DALLAS - A Fox 4 News investigation uncovered four City of Dallas employees failed to report 562 vacation hours they took, amounting to more than $28,000 worth of time.
This development follows an August 2015 audit that revealed the city could not account for as much as $60 million paid out to employees.
After Fox 4 broke that story, Lori Brown fought city hall to obtain public records showing just how much time went unaccounted for.
We now know Karl Zavitkovsky, the Director of Economic Development, was among the city workers who failed to report vacation time. Zavitkovsky did not report 178 hours of leave, even though he did not work those hours. He made $147,000 a year at the time.
Three other employees in that same department also had vacation days unaccounted for.
Two employees didn’t document 56 and 96 vacation hours each. A third, the worst offender, didn’t document 232 hours. That’s 29 days of work in 12 months. That particular worker collected a $110,000 salary that year.
All four employees, including Zavitkovsky, kept their jobs after the discovery.
Mike McDonald works for a private company downtown.
“I think they should be probably terminated,” McDonald said, when we shared our findings. “They're taking advantage of their employer, and the city of Dallas, and the taxpayers.”
We asked Zavitkovsky for an interview, but he said no.
When we caught up with him at City Hall, Zavitkovsky did not stop to answer our questions and quickly ducked behind secured doors.
His boss, City Manager A.C. Gonzalez, did the same.
Fox 4’s Lori Brown asked, “How can you trust your economic development director?”
Gonzalez did not answer.
A short time later, both men left through a private exit, avoiding our cameras.
That wasn’t the first time the city dodged our questions.
For two months, the city refused to provide Fox 4 public records detailing exactly how much time was unaccounted for. Texas law dictates government agencies must reply to this type of request within a 10-day period.
Fox 4 filed a complaint to the Texas Attorney General, who issued a letter to the city, ordering them to release the records. We got the totals the very same day.
City council member Scott Griggs said the city’s response to Fox 4’s request is unacceptable.
“That was unacceptable with the city withholding information that is public information, and having to use the [Attorney General’s] office to get it sorted out," Griggs said.
Griggs also called the lack of oversight “outrageous.”
“Employers should be watching their employees," said Griggs. “It's unfortunate but time is the easiest thing to steal at City Hall.”
On top of the delays, the city backtracked on their own paperwork.
The city’s original document showed 824 unreported hours. Using each employee’s salary, we determined that time is worth more than $41,000.

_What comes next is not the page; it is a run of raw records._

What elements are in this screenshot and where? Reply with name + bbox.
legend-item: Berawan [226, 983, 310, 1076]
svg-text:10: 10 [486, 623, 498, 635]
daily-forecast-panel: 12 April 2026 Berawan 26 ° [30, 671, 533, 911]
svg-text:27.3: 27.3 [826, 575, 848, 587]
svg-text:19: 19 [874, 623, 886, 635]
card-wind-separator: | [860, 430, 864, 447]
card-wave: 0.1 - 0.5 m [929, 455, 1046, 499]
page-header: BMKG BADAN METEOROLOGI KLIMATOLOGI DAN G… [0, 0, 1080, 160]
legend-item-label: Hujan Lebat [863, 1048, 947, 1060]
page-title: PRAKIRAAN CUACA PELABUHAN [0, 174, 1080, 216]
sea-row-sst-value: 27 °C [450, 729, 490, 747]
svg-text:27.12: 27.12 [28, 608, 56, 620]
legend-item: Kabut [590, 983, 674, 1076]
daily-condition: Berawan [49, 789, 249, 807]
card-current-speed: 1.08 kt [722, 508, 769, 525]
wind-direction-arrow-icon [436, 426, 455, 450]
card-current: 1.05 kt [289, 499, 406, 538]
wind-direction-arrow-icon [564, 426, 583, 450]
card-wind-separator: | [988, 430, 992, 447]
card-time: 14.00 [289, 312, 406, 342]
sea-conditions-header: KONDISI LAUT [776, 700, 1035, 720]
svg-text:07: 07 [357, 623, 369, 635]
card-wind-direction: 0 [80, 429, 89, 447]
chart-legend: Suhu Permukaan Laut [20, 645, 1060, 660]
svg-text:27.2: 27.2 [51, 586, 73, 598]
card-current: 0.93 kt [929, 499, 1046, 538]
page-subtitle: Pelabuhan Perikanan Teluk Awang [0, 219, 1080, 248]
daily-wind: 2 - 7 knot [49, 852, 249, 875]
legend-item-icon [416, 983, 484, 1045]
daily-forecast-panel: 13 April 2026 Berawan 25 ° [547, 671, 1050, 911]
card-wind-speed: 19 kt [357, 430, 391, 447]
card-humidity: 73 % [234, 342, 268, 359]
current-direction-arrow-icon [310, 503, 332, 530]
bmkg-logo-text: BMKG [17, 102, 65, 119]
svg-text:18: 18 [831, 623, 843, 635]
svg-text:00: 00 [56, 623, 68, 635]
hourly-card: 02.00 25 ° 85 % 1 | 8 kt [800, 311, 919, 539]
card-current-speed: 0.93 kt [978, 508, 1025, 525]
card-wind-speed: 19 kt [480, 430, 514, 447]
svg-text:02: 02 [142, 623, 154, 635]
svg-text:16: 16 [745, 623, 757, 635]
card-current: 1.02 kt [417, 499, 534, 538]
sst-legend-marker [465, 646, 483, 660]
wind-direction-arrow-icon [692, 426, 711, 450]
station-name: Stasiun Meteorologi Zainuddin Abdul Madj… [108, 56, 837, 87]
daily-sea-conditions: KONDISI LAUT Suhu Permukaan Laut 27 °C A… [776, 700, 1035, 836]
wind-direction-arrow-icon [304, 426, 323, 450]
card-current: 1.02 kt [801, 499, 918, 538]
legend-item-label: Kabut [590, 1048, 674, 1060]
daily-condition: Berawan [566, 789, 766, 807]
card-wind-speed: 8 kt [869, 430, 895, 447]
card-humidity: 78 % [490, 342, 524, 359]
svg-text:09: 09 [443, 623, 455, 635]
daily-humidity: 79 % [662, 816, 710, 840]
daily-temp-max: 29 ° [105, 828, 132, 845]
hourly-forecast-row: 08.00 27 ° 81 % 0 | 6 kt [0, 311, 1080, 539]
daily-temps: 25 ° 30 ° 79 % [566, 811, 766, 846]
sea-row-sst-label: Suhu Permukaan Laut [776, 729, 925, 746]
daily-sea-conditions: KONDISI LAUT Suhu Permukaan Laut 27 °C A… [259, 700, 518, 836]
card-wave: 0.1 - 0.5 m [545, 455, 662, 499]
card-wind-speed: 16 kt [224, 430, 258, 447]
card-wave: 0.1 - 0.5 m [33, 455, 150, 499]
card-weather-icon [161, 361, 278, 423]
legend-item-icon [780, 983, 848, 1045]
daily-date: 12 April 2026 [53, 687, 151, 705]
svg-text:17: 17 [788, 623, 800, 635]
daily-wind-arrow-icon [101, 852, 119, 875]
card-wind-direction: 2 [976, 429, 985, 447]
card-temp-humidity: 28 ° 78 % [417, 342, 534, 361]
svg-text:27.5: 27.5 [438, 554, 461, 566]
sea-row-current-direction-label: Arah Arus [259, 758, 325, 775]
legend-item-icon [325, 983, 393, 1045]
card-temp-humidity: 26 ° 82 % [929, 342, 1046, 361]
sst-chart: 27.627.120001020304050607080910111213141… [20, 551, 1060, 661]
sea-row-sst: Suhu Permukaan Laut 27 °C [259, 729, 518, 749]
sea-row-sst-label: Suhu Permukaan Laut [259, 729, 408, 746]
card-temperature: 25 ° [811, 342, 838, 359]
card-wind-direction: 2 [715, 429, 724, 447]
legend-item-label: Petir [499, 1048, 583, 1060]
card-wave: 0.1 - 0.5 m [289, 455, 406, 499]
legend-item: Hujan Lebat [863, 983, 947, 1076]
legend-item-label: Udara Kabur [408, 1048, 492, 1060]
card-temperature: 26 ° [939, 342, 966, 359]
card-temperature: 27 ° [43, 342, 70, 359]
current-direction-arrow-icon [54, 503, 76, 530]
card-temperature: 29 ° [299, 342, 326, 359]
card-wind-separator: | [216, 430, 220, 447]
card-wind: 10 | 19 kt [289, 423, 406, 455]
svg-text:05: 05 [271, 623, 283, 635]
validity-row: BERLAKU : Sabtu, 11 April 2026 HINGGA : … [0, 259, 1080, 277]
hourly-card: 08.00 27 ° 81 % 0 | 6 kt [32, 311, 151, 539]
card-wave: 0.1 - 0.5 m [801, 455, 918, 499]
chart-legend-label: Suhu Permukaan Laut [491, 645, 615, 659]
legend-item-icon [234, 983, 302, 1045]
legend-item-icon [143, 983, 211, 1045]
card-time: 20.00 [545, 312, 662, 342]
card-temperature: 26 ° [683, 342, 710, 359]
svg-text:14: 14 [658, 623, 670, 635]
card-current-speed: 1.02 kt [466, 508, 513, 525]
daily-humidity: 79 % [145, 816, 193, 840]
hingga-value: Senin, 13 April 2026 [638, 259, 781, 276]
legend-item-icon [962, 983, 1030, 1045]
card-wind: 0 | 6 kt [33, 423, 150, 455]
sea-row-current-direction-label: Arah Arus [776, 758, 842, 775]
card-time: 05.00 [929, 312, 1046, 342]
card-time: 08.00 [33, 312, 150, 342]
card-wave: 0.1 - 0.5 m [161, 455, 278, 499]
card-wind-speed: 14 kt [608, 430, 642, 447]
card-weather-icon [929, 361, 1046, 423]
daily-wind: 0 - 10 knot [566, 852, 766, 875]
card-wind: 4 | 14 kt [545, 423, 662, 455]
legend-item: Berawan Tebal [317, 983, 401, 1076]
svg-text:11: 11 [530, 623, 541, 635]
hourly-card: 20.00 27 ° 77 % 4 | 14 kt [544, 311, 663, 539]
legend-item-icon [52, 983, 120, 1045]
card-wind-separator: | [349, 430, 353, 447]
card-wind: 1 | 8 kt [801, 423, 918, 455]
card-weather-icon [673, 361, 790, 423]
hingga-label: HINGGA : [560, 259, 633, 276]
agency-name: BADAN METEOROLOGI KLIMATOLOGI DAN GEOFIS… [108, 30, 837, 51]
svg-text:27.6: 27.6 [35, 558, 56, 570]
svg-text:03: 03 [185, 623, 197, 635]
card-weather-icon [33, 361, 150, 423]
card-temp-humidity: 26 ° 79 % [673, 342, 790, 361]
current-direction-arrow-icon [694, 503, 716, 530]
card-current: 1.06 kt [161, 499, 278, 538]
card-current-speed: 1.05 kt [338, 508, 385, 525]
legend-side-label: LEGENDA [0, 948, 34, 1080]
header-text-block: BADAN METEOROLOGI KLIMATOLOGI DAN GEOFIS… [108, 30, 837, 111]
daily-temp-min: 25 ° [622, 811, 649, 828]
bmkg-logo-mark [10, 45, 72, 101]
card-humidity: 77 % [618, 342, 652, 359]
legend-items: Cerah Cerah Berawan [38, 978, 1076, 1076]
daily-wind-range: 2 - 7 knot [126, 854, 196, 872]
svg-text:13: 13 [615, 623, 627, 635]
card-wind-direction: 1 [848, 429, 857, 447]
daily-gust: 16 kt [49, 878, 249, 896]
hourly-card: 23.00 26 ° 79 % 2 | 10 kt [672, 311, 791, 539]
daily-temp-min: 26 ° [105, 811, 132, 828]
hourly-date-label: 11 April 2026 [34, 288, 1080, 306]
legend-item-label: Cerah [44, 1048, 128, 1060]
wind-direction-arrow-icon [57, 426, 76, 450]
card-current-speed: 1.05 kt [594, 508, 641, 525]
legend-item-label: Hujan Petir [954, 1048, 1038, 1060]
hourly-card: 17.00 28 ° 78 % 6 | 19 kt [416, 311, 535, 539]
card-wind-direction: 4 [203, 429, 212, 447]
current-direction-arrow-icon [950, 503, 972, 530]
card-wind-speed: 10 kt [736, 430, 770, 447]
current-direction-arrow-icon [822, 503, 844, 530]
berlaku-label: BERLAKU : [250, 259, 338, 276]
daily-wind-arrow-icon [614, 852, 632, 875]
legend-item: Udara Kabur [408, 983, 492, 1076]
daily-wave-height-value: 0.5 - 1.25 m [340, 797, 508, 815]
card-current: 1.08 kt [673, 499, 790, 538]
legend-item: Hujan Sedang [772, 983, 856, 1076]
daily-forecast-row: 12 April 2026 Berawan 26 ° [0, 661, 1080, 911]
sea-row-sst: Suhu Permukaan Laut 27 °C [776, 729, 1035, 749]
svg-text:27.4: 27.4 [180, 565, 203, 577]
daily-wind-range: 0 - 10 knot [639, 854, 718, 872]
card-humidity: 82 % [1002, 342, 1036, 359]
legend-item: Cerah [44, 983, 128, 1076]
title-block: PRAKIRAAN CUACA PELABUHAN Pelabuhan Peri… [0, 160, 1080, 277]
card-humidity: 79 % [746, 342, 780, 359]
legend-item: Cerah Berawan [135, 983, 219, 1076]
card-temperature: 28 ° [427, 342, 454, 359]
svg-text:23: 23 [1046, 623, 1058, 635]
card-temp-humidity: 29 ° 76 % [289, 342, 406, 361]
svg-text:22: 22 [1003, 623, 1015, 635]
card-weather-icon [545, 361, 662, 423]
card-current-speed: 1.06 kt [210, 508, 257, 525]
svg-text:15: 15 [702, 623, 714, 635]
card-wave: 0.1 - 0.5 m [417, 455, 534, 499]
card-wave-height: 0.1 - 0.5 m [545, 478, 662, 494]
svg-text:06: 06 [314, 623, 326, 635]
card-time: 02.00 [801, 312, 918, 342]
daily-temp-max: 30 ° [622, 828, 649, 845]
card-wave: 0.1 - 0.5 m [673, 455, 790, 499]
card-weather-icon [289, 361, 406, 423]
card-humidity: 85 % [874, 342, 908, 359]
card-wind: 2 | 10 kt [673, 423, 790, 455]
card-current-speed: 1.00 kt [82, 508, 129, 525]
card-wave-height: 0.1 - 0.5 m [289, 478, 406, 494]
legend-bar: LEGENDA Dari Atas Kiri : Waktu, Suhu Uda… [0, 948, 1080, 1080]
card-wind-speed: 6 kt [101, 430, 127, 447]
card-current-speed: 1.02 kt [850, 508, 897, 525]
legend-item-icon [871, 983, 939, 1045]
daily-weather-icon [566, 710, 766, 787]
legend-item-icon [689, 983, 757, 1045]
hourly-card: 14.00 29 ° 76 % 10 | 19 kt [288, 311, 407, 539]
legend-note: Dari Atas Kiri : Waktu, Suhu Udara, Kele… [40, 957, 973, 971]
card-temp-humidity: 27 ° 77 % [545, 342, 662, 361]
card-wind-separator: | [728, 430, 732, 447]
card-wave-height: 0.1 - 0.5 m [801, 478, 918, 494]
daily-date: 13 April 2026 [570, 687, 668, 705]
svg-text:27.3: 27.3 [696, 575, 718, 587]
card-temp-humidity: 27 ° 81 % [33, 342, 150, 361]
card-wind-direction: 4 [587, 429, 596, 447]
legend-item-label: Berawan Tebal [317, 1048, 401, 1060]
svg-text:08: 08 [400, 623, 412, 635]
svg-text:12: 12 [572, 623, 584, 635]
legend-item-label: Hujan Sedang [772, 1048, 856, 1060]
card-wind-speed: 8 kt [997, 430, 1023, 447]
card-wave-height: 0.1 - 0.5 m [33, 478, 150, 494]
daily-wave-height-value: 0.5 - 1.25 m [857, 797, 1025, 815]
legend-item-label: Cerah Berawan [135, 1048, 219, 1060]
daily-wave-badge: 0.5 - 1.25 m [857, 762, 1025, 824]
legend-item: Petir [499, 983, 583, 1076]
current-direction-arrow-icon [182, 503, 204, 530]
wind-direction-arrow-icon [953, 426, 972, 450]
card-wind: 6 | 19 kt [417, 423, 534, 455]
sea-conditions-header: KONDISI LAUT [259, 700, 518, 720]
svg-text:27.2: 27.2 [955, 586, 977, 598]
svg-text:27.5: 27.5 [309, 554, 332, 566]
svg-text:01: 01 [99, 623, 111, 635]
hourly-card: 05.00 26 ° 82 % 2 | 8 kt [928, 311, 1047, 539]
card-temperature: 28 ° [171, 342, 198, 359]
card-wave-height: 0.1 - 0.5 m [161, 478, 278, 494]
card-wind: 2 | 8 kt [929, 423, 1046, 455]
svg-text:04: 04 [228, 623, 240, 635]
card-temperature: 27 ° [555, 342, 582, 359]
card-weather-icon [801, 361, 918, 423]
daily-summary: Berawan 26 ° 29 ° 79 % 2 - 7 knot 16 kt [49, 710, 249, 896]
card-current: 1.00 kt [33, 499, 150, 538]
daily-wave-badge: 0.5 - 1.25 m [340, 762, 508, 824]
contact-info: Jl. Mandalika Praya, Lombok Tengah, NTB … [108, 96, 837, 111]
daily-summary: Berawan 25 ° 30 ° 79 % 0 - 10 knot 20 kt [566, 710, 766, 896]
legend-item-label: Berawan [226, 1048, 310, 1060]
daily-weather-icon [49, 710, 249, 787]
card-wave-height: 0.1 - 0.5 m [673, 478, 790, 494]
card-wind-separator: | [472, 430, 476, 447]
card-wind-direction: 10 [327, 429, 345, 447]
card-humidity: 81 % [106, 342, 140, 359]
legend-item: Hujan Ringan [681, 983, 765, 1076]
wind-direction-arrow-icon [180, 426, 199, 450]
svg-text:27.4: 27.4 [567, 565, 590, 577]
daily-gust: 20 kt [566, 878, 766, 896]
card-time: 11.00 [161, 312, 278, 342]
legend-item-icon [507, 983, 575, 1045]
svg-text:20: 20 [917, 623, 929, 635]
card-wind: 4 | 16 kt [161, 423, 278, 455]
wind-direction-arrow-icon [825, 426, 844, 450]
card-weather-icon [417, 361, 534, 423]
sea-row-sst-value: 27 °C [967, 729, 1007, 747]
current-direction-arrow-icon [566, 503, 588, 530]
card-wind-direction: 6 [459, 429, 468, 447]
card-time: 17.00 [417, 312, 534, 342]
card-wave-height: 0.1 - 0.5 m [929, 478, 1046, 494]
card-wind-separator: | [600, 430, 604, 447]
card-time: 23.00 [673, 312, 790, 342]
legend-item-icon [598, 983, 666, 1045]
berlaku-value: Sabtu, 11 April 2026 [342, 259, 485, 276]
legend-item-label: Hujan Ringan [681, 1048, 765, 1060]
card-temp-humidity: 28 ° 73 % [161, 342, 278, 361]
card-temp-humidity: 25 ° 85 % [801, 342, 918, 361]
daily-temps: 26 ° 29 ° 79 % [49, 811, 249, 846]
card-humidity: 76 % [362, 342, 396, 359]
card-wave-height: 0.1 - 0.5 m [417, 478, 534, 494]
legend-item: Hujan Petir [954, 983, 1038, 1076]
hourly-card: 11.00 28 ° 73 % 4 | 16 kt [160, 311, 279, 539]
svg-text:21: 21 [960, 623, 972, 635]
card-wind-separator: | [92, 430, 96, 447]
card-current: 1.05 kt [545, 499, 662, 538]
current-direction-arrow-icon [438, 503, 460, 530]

When the city saw our calculations, they sent a new document dropping the number of unreported hours to 562.
A spokesperson would only say the new document removed “offsetting entries” that could have been “confusing.” The document also swapped out one employee with a subordinate who earned a lower salary that year. The city did not offer further explanation of the changes.
The employees don’t have to pay the money back. A spokesperson assured Fox 4 each person had earned the time he or she took and said the city has now deducted those hours from their accounts. That means they will no longer get a payout for that vacation time when they retire.
Just before this story aired on January 25, 2016, the city released this written statement:
"The audit from eight months ago showed us that four City employees had not been properly entering their time. Karl Zavitkovsky, Director of the Office of Economic Development, was one of those employees. He immediately rectified the situation and was reprimanded. The audit did not accuse employees of stealing from the City, but rather identified four employees who had not entered any leave time for the period of the audit, indicating an operational issue that needed to be addressed. This is a normal audit procedure and we have since worked diligently with managers to ensure employees are entering their time correctly. We are also in the process of procuring a new time-entry system that will have increased functionality to address the auditor’s recommendations."
The city did not specify how Zavitkovsky was reprimanded or how exactly a new time-keeping system would address the problem.